The Super C was an American high-speed intermodal freight train on the Atchison, Topeka and Santa Fe Railway from 1968 to 1976. Dubbed the "World's Fastest Freight Train," the all-TOFC (trailer-on-flatcar, or "piggyback") and COFC (container-on-flatcar) train ran about 2200 mi between Chicago, Illinois and Los Angeles, California on a 40-hour schedule.

== History ==
The brainchild of company president John Shedd Reed, the Super C (led by a pair of EMD FP45s) made its first run on January 17, 1968, covering the distance in a record-breaking 37½ hours averaging 58.2 mph. The second test train did the ride even faster in 34½ hours averaging 63.7 mph. For an added fee of $1,400 per trailer shippers were guaranteed fast delivery.

Santa Fe tried high-speed freight operations on its Illinois Division in late 1966. By year's end, passenger-geared GE U28CG locomotives was able to transport 19 piggyback cars from Los Angeles' Hobart Yard to Chicago in 61 hours. On June 8, 1967 a joint run using New York Central's Flexi-Van container cars traveled from New York City to Los Angeles in 54 hours, 21 minutes. The Super C carried high-priority items such as auto parts and electronic components; the United States Post Office soon became a consistent customer. It was allowed 79 mph.

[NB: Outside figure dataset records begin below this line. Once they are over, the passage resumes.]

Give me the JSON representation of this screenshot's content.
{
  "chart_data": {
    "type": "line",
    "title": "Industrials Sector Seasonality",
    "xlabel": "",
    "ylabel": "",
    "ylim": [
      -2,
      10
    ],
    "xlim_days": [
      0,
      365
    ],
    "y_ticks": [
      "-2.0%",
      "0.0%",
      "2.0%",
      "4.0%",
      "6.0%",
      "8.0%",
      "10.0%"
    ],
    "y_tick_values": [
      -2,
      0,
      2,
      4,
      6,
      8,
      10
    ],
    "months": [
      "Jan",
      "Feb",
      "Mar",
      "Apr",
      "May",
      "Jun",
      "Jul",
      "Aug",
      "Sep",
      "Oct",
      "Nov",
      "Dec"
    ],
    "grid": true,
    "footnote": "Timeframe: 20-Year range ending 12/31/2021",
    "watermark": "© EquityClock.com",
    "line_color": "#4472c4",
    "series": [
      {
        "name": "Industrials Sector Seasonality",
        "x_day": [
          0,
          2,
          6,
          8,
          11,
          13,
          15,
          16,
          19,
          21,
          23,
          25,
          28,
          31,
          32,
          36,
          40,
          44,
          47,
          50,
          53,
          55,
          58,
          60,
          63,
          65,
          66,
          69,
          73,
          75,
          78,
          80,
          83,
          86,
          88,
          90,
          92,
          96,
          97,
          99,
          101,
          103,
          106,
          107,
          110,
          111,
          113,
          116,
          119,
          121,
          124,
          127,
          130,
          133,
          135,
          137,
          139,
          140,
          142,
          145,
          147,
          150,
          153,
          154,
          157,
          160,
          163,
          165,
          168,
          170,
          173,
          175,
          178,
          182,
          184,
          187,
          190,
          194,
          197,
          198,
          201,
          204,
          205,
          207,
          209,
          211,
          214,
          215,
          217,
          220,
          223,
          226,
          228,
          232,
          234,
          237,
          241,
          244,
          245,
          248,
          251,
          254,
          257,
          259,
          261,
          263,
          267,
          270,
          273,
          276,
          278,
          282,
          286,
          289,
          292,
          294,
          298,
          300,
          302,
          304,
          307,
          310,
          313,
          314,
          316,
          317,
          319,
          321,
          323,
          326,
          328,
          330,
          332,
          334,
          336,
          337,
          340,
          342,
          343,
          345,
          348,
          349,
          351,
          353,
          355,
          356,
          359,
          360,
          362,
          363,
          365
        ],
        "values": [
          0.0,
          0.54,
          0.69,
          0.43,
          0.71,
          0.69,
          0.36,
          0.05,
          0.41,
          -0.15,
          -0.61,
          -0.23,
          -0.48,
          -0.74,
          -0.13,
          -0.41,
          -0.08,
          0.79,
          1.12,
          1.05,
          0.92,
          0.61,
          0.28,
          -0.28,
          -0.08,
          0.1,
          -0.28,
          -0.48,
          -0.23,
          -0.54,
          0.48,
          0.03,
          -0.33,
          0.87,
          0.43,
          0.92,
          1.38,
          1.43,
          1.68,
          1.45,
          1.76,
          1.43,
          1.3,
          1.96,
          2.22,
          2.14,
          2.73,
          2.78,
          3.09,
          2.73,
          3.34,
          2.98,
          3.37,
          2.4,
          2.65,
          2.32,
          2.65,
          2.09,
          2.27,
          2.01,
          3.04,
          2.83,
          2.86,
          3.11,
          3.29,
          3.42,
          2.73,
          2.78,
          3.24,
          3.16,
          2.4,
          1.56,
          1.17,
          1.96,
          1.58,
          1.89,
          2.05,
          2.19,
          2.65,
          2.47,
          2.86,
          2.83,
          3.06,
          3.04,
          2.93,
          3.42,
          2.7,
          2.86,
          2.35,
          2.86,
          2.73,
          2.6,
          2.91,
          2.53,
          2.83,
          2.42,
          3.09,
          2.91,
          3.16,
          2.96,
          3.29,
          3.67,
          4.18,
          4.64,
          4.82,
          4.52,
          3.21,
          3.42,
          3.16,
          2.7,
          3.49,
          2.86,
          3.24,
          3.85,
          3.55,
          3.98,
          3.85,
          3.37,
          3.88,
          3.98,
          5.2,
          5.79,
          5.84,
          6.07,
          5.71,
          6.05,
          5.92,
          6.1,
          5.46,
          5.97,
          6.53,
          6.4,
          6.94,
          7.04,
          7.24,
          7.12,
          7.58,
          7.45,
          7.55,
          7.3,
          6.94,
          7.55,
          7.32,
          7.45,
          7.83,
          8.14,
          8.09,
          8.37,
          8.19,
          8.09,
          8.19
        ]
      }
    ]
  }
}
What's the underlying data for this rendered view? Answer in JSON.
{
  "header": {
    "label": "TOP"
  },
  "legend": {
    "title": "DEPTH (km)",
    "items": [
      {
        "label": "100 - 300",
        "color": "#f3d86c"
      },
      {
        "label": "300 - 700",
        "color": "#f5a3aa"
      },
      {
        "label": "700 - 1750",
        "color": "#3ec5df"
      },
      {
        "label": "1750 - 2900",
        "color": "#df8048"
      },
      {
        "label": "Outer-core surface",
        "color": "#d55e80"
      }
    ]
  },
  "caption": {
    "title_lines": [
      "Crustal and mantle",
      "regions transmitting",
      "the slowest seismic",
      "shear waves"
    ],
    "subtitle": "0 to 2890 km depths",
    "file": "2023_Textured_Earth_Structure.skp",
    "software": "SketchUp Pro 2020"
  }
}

Train length varied from one to 15 or 20 cars. In the end, too few shippers chose to pay for 40-hour delivery, especially considering that a standard TOFC load arrived in 15 hours more. The final blow came in 1976 when the Santa Fe lost its mail contract to a joint venture of the Chicago and North Western Railway and the Union Pacific Railroad that could deliver at lower cost on a 50-hour schedule.

The Super C completed its last trip on May 20, 1976. It was later succeeded by Train 199.